Gemini: After much questioning and soul searching you take the lead and clean the pubes off the bog rim. Remember, you are only queer if you push back.

Cancer: Onlookers probably think you are able to rise above everything, are calm collected and speak little, make no attempt to take the initiative and glide across all that is happening. Those that really know you think you are a lazy cunt. Your Grattan catalogue arrives on Friday

Leo; World events have caused your irritable bowel syndrome to flare up again and your 9 year old Tibetan retainer is forced to carry your cello.

Scorpio: Bored with fisting, your partner suggests frattling and buying a little place in Devon.

Sagittarius: Time is a great healer, but sadly the suppurating canker sore on your vaginal folds has still to show any signs of knitting together so you are forced to take professional advice. That and the smell has caused other bus passengers to force you off the No73.

Capricorn: Capricorn is out of the office. If your weak minded dependency is urgent then please contact Libra who will think about getting back to you.

Aquarius: Despite your best efforts, Fat Margery is becoming suspicious about you embezzling the Christmas club money. You should not have worn those big hoop earrings and had your roots done when you claimed you were a bit short this week.
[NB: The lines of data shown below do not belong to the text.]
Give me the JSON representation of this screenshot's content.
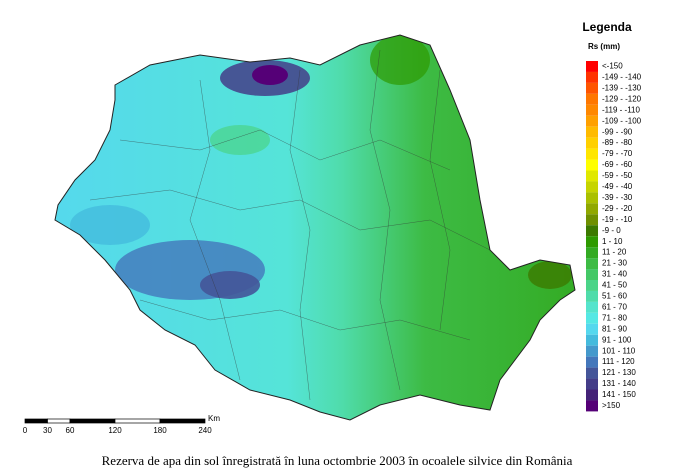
{
  "legend": {
    "title": "Legenda",
    "subtitle": "Rs (mm)",
    "items": [
      {
        "label": "<-150",
        "color": "#ff0000"
      },
      {
        "label": "-149 - -140",
        "color": "#ff3300"
      },
      {
        "label": "-139 - -130",
        "color": "#ff5500"
      },
      {
        "label": "-129 - -120",
        "color": "#ff7700"
      },
      {
        "label": "-119 - -110",
        "color": "#ff8800"
      },
      {
        "label": "-109 - -100",
        "color": "#ffa000"
      },
      {
        "label": "-99 - -90",
        "color": "#ffbb00"
      },
      {
        "label": "-89 - -80",
        "color": "#ffd000"
      },
      {
        "label": "-79 - -70",
        "color": "#ffe600"
      },
      {
        "label": "-69 - -60",
        "color": "#ffff00"
      },
      {
        "label": "-59 - -50",
        "color": "#e0e800"
      },
      {
        "label": "-49 - -40",
        "color": "#c6d400"
      },
      {
        "label": "-39 - -30",
        "color": "#aac000"
      },
      {
        "label": "-29 - -20",
        "color": "#90a800"
      },
      {
        "label": "-19 - -10",
        "color": "#6f9000"
      },
      {
        "label": "-9 - 0",
        "color": "#3c7a00"
      },
      {
        "label": "1 - 10",
        "color": "#2e9a00"
      },
      {
        "label": "11 - 20",
        "color": "#33aa22"
      },
      {
        "label": "21 - 30",
        "color": "#3dbb44"
      },
      {
        "label": "31 - 40",
        "color": "#44c866"
      },
      {
        "label": "41 - 50",
        "color": "#4ad488"
      },
      {
        "label": "51 - 60",
        "color": "#4fdcaa"
      },
      {
        "label": "61 - 70",
        "color": "#55e4cc"
      },
      {
        "label": "71 - 80",
        "color": "#55e8e4"
      },
      {
        "label": "81 - 90",
        "color": "#55d8ee"
      },
      {
        "label": "91 - 100",
        "color": "#44bbdd"
      },
      {
        "label": "101 - 110",
        "color": "#4499cc"
      },
      {
        "label": "111 - 120",
        "color": "#4477bb"
      },
      {
        "label": "121 - 130",
        "color": "#445599"
      },
      {
        "label": "131 - 140",
        "color": "#443d88"
      },
      {
        "label": "141 - 150",
        "color": "#442277"
      },
      {
        "label": ">150",
        "color": "#550077"
      }
    ]
  },
  "scale_bar": {
    "ticks": [
      0,
      30,
      60,
      120,
      180,
      240
    ],
    "unit": "Km"
  },
  "caption": "Rezerva de apa din sol înregistrată în luna octombrie 2003 în ocoalele silvice din România"
}
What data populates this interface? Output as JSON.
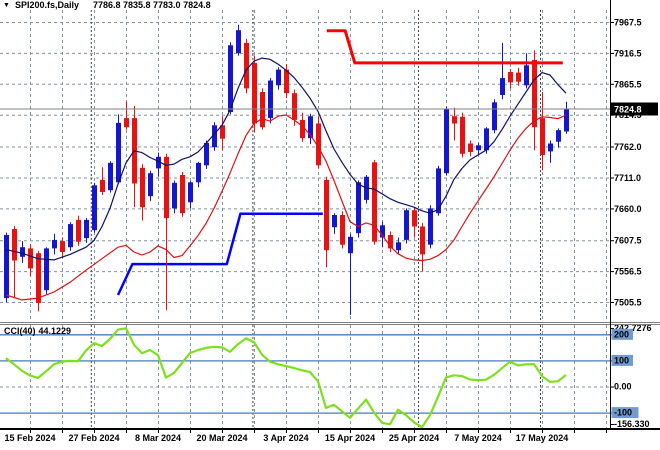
{
  "window": {
    "dropdown_icon": "▼",
    "title": "SPI200.fs,Daily",
    "title_ohlc": "7786.8 7835.8 7783.0 7824.8"
  },
  "chart_data": [
    {
      "type": "candlestick",
      "symbol": "SPI200.fs",
      "timeframe": "Daily",
      "last_ohlc": {
        "open": 7786.8,
        "high": 7835.8,
        "low": 7783.0,
        "close": 7824.8
      },
      "current_price": "7824.8",
      "y_axis": {
        "tick_labels": [
          "7967.5",
          "7916.5",
          "7865.5",
          "7814.5",
          "7762.0",
          "7711.0",
          "7660.0",
          "7607.5",
          "7556.5",
          "7505.5"
        ],
        "grid": "dashed"
      },
      "x_axis": {
        "tick_labels": [
          "15 Feb 2024",
          "27 Feb 2024",
          "8 Mar 2024",
          "20 Mar 2024",
          "3 Apr 2024",
          "15 Apr 2024",
          "25 Apr 2024",
          "7 May 2024",
          "17 May 2024"
        ],
        "tick_indices": [
          3,
          11,
          19,
          27,
          35,
          43,
          51,
          59,
          67
        ]
      },
      "month_separator_indices": [
        10.6,
        30.8,
        51.5,
        66.75
      ],
      "colors": {
        "bull": "#1616d0",
        "bear": "#e81212",
        "grid": "#7f93a5",
        "separator": "#444444",
        "price_line": "#808080",
        "ma_fast": "#10106a",
        "ma_slow": "#dd1111",
        "support": "#0000ff",
        "resistance": "#ff0000"
      },
      "candles_ohlc": [
        [
          7512,
          7620,
          7505,
          7616
        ],
        [
          7626,
          7631,
          7512,
          7574
        ],
        [
          7580,
          7606,
          7570,
          7596
        ],
        [
          7594,
          7601,
          7548,
          7561
        ],
        [
          7586,
          7590,
          7490,
          7504
        ],
        [
          7525,
          7596,
          7518,
          7594
        ],
        [
          7594,
          7618,
          7584,
          7608
        ],
        [
          7606,
          7612,
          7578,
          7588
        ],
        [
          7596,
          7637,
          7590,
          7634
        ],
        [
          7641,
          7648,
          7598,
          7605
        ],
        [
          7611,
          7644,
          7603,
          7641
        ],
        [
          7624,
          7702,
          7620,
          7698
        ],
        [
          7707,
          7728,
          7682,
          7687
        ],
        [
          7690,
          7738,
          7686,
          7735
        ],
        [
          7703,
          7815,
          7700,
          7801
        ],
        [
          7809,
          7836,
          7790,
          7794
        ],
        [
          7809,
          7829,
          7662,
          7701
        ],
        [
          7727,
          7733,
          7640,
          7662
        ],
        [
          7680,
          7722,
          7672,
          7718
        ],
        [
          7726,
          7752,
          7712,
          7745
        ],
        [
          7745,
          7750,
          7492,
          7644
        ],
        [
          7660,
          7706,
          7652,
          7702
        ],
        [
          7715,
          7720,
          7646,
          7652
        ],
        [
          7670,
          7705,
          7660,
          7703
        ],
        [
          7703,
          7737,
          7695,
          7735
        ],
        [
          7731,
          7772,
          7725,
          7768
        ],
        [
          7761,
          7802,
          7755,
          7797
        ],
        [
          7797,
          7812,
          7756,
          7775
        ],
        [
          7819,
          7934,
          7815,
          7929
        ],
        [
          7916,
          7963,
          7912,
          7954
        ],
        [
          7933,
          7940,
          7850,
          7858
        ],
        [
          7900,
          7912,
          7786,
          7800
        ],
        [
          7852,
          7858,
          7790,
          7794
        ],
        [
          7809,
          7875,
          7800,
          7871
        ],
        [
          7863,
          7893,
          7856,
          7889
        ],
        [
          7889,
          7898,
          7842,
          7850
        ],
        [
          7850,
          7856,
          7796,
          7806
        ],
        [
          7806,
          7818,
          7770,
          7776
        ],
        [
          7776,
          7816,
          7766,
          7812
        ],
        [
          7800,
          7812,
          7726,
          7731
        ],
        [
          7707,
          7712,
          7563,
          7591
        ],
        [
          7629,
          7652,
          7618,
          7649
        ],
        [
          7649,
          7655,
          7594,
          7600
        ],
        [
          7586,
          7618,
          7484,
          7613
        ],
        [
          7619,
          7706,
          7612,
          7703
        ],
        [
          7674,
          7715,
          7668,
          7712
        ],
        [
          7736,
          7740,
          7600,
          7605
        ],
        [
          7612,
          7638,
          7596,
          7632
        ],
        [
          7616,
          7622,
          7588,
          7594
        ],
        [
          7591,
          7612,
          7585,
          7604
        ],
        [
          7608,
          7660,
          7602,
          7657
        ],
        [
          7657,
          7662,
          7612,
          7630
        ],
        [
          7630,
          7636,
          7556,
          7584
        ],
        [
          7600,
          7665,
          7594,
          7660
        ],
        [
          7652,
          7730,
          7648,
          7726
        ],
        [
          7718,
          7828,
          7714,
          7824
        ],
        [
          7812,
          7826,
          7772,
          7800
        ],
        [
          7811,
          7818,
          7744,
          7750
        ],
        [
          7767,
          7772,
          7746,
          7753
        ],
        [
          7756,
          7768,
          7748,
          7764
        ],
        [
          7756,
          7794,
          7750,
          7792
        ],
        [
          7789,
          7840,
          7784,
          7835
        ],
        [
          7847,
          7933,
          7840,
          7875
        ],
        [
          7885,
          7890,
          7858,
          7868
        ],
        [
          7884,
          7892,
          7862,
          7869
        ],
        [
          7863,
          7916,
          7858,
          7896
        ],
        [
          7905,
          7921,
          7756,
          7794
        ],
        [
          7809,
          7852,
          7723,
          7748
        ],
        [
          7754,
          7772,
          7735,
          7767
        ],
        [
          7770,
          7792,
          7760,
          7789
        ],
        [
          7786.8,
          7835.8,
          7783.0,
          7824.8
        ]
      ],
      "overlays": {
        "ma_fast_points": [
          [
            0,
            7592
          ],
          [
            2,
            7586
          ],
          [
            4,
            7577
          ],
          [
            6,
            7575
          ],
          [
            8,
            7584
          ],
          [
            10,
            7596
          ],
          [
            11,
            7607
          ],
          [
            12,
            7630
          ],
          [
            13,
            7660
          ],
          [
            14,
            7700
          ],
          [
            15,
            7735
          ],
          [
            16,
            7755
          ],
          [
            17,
            7752
          ],
          [
            18,
            7744
          ],
          [
            19,
            7738
          ],
          [
            20,
            7731
          ],
          [
            21,
            7733
          ],
          [
            22,
            7741
          ],
          [
            23,
            7745
          ],
          [
            24,
            7753
          ],
          [
            25,
            7767
          ],
          [
            26,
            7782
          ],
          [
            27,
            7797
          ],
          [
            28,
            7822
          ],
          [
            29,
            7858
          ],
          [
            30,
            7888
          ],
          [
            31,
            7903
          ],
          [
            32,
            7908
          ],
          [
            33,
            7906
          ],
          [
            34,
            7898
          ],
          [
            35,
            7888
          ],
          [
            36,
            7876
          ],
          [
            37,
            7860
          ],
          [
            38,
            7842
          ],
          [
            39,
            7820
          ],
          [
            40,
            7788
          ],
          [
            41,
            7758
          ],
          [
            42,
            7736
          ],
          [
            43,
            7716
          ],
          [
            44,
            7700
          ],
          [
            45,
            7694
          ],
          [
            46,
            7692
          ],
          [
            47,
            7684
          ],
          [
            48,
            7676
          ],
          [
            49,
            7670
          ],
          [
            50,
            7666
          ],
          [
            51,
            7662
          ],
          [
            52,
            7656
          ],
          [
            53,
            7652
          ],
          [
            54,
            7658
          ],
          [
            55,
            7680
          ],
          [
            56,
            7708
          ],
          [
            57,
            7726
          ],
          [
            58,
            7740
          ],
          [
            59,
            7748
          ],
          [
            60,
            7756
          ],
          [
            61,
            7770
          ],
          [
            62,
            7790
          ],
          [
            63,
            7812
          ],
          [
            64,
            7832
          ],
          [
            65,
            7852
          ],
          [
            66,
            7872
          ],
          [
            67,
            7884
          ],
          [
            68,
            7880
          ],
          [
            69,
            7864
          ],
          [
            70,
            7850
          ]
        ],
        "ma_slow_points": [
          [
            0,
            7517
          ],
          [
            2,
            7509
          ],
          [
            4,
            7512
          ],
          [
            6,
            7522
          ],
          [
            8,
            7538
          ],
          [
            10,
            7558
          ],
          [
            12,
            7577
          ],
          [
            14,
            7596
          ],
          [
            15,
            7599
          ],
          [
            16,
            7588
          ],
          [
            17,
            7583
          ],
          [
            18,
            7588
          ],
          [
            19,
            7598
          ],
          [
            20,
            7592
          ],
          [
            21,
            7579
          ],
          [
            22,
            7582
          ],
          [
            23,
            7598
          ],
          [
            24,
            7615
          ],
          [
            25,
            7635
          ],
          [
            26,
            7660
          ],
          [
            27,
            7688
          ],
          [
            28,
            7718
          ],
          [
            29,
            7750
          ],
          [
            30,
            7780
          ],
          [
            31,
            7800
          ],
          [
            32,
            7808
          ],
          [
            33,
            7804
          ],
          [
            34,
            7812
          ],
          [
            35,
            7814
          ],
          [
            36,
            7806
          ],
          [
            37,
            7796
          ],
          [
            38,
            7782
          ],
          [
            39,
            7762
          ],
          [
            40,
            7738
          ],
          [
            41,
            7706
          ],
          [
            42,
            7672
          ],
          [
            43,
            7638
          ],
          [
            44,
            7630
          ],
          [
            45,
            7636
          ],
          [
            46,
            7632
          ],
          [
            47,
            7616
          ],
          [
            48,
            7598
          ],
          [
            49,
            7585
          ],
          [
            50,
            7578
          ],
          [
            51,
            7575
          ],
          [
            52,
            7574
          ],
          [
            53,
            7576
          ],
          [
            54,
            7582
          ],
          [
            55,
            7592
          ],
          [
            56,
            7608
          ],
          [
            57,
            7630
          ],
          [
            58,
            7652
          ],
          [
            59,
            7672
          ],
          [
            60,
            7692
          ],
          [
            61,
            7712
          ],
          [
            62,
            7734
          ],
          [
            63,
            7756
          ],
          [
            64,
            7776
          ],
          [
            65,
            7792
          ],
          [
            66,
            7804
          ],
          [
            67,
            7811
          ],
          [
            68,
            7810
          ],
          [
            69,
            7808
          ],
          [
            70,
            7814
          ]
        ],
        "support_step_points": [
          [
            14,
            7517
          ],
          [
            15.8,
            7568
          ],
          [
            27.6,
            7568
          ],
          [
            29.3,
            7651
          ],
          [
            39.6,
            7651
          ]
        ],
        "resistance_step_points": [
          [
            40.1,
            7953
          ],
          [
            42.4,
            7953
          ],
          [
            43.6,
            7900
          ],
          [
            69.6,
            7900
          ]
        ]
      }
    },
    {
      "type": "line",
      "indicator": "CCI(40)",
      "current_value": "44.1229",
      "color": "#7de01e",
      "level_color": "#4a7ab8",
      "level_badge_color": "#6f9bd1",
      "y_axis_labels": [
        {
          "text": "242.7276",
          "value": 242.7276,
          "highlight": false
        },
        {
          "text": "200",
          "value": 200,
          "highlight": true
        },
        {
          "text": "100",
          "value": 100,
          "highlight": true
        },
        {
          "text": "0.00",
          "value": 0,
          "highlight": false
        },
        {
          "text": "-100",
          "value": -100,
          "highlight": true
        },
        {
          "text": "-156.330",
          "value": -156.33,
          "highlight": false
        }
      ],
      "levels": [
        200,
        100,
        -100
      ],
      "values": [
        108,
        85,
        60,
        42,
        33,
        58,
        85,
        95,
        98,
        97,
        138,
        166,
        155,
        182,
        218,
        223,
        160,
        128,
        140,
        120,
        34,
        52,
        90,
        128,
        140,
        148,
        152,
        150,
        133,
        162,
        185,
        170,
        122,
        95,
        85,
        78,
        71,
        62,
        55,
        20,
        -82,
        -70,
        -95,
        -120,
        -85,
        -50,
        -100,
        -139,
        -145,
        -89,
        -110,
        -137,
        -156,
        -110,
        -40,
        35,
        43,
        40,
        27,
        24,
        26,
        45,
        70,
        95,
        81,
        85,
        86,
        40,
        18,
        20,
        44.12
      ]
    }
  ]
}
Pisces: You take the advice of friends fish boy, and do what you should have done a long time ago and bury the wife a little deeper and use heavier patio slabs

Dave: As the newest star sign you feel nervous as do those born under you (between half six and last order on the last Friday in June). You try hard to impress people but they still bounce around on the bonnet of your Micra and set fire to your hat.
“If you trust in yourself, and believe in your dreams, and follow your star. . . you'll still get beaten by people who spent their time working hard and learning things and weren't so lazy.”